To no one’s surprise, he was notoriously absent-minded: Witnesses said he forgot his own son-in-law’s name; he once arrived at work wearing two neckties, one on top of the other; and lunch guests were kept waiting so long while he finished one more sentence that it was not unusual for them to give up and eat without him. He once gave a tour of his home to two visiting young ladies, reached the door of his study, announced, “this is where I work,” sat down at his typewriter and forgot his guests entirely. After an awkward few minutes, they found their way out and left. Cocktail parties at the Nevins home were always presided over by Mary Nevins, until Allan came bounding down the steps, frantically putting on his jacket and breathlessly welcoming his guests.

It wasn’t unusual after dinner for him to offer tours to those who wanted “to see my books,” as he led visitors around his book-crammed rooms, including the bathroom, where he opened a medicine cabinet with two of three shelves lined with books. “I want to show you an example of Mrs. Nevins’ tyranny,” he complained, pointing, “She will not give me that shelf.” He had books everywhere—a vast collection in his office at Columbia, several thousand in a farmhouse in Connecticut, and stacked floor to ceiling in his 3-car garage after he moved to California. He once feared that the 15,000 in his New York home would cause the second floor to collapse. Like a true bibliophile, Nevins kept buying books and remained a voracious reader to the end.

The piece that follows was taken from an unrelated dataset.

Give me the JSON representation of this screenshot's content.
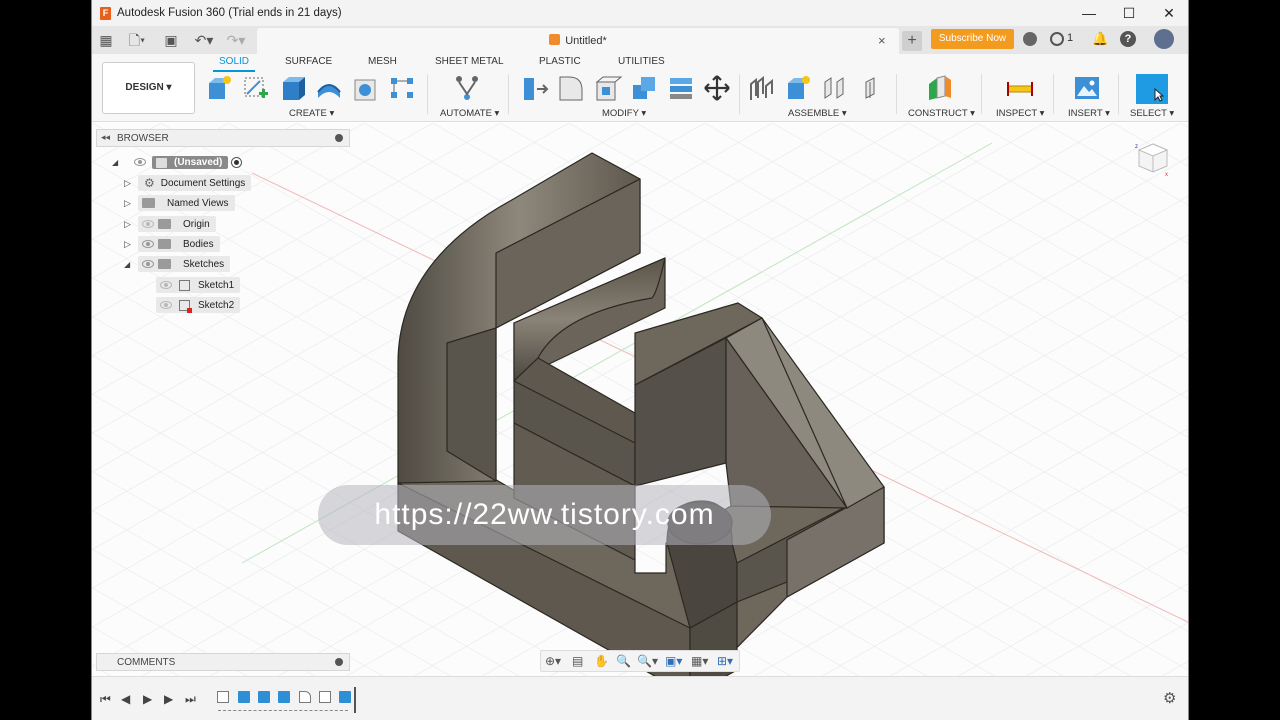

The end came 50 years ago this week in a nursing home in Menlo Park, California. After a crippling coronary and a paralytic stroke, Allan Nevins died at age 80 on Friday, March 5, 1971. His obituary was carried on the front page of the New York Times, a rare tribute for a writer of history. Bruce Catton, no slouch writer himself, called Nevins “one of the very greatest historians we have ever had.” He was buried at Kensico Cemetery in Valhalla, New York.

Arnold Bennett wrote that all authors, whether of history, poetry, fiction, or biography, all have one thing in common: they are all trying to capture something beautiful and emotional in their writing. Death finally ended Allan Nevins’ insatiable curiosity about every aspect of the American past, but his unquenchable desire, his passion to make history understandable, readable, and ultimately relevant and useful to all the rest of us is still there for those who care to discover it. Nevins has been gone for a half century, but Mount Nevins remains.

There is a story that President Kennedy hosted a meeting in the White House that included Nevins. When the meeting ended, Kennedy put his hands on Nevins’ head and said, “God, I wish I had that brain.”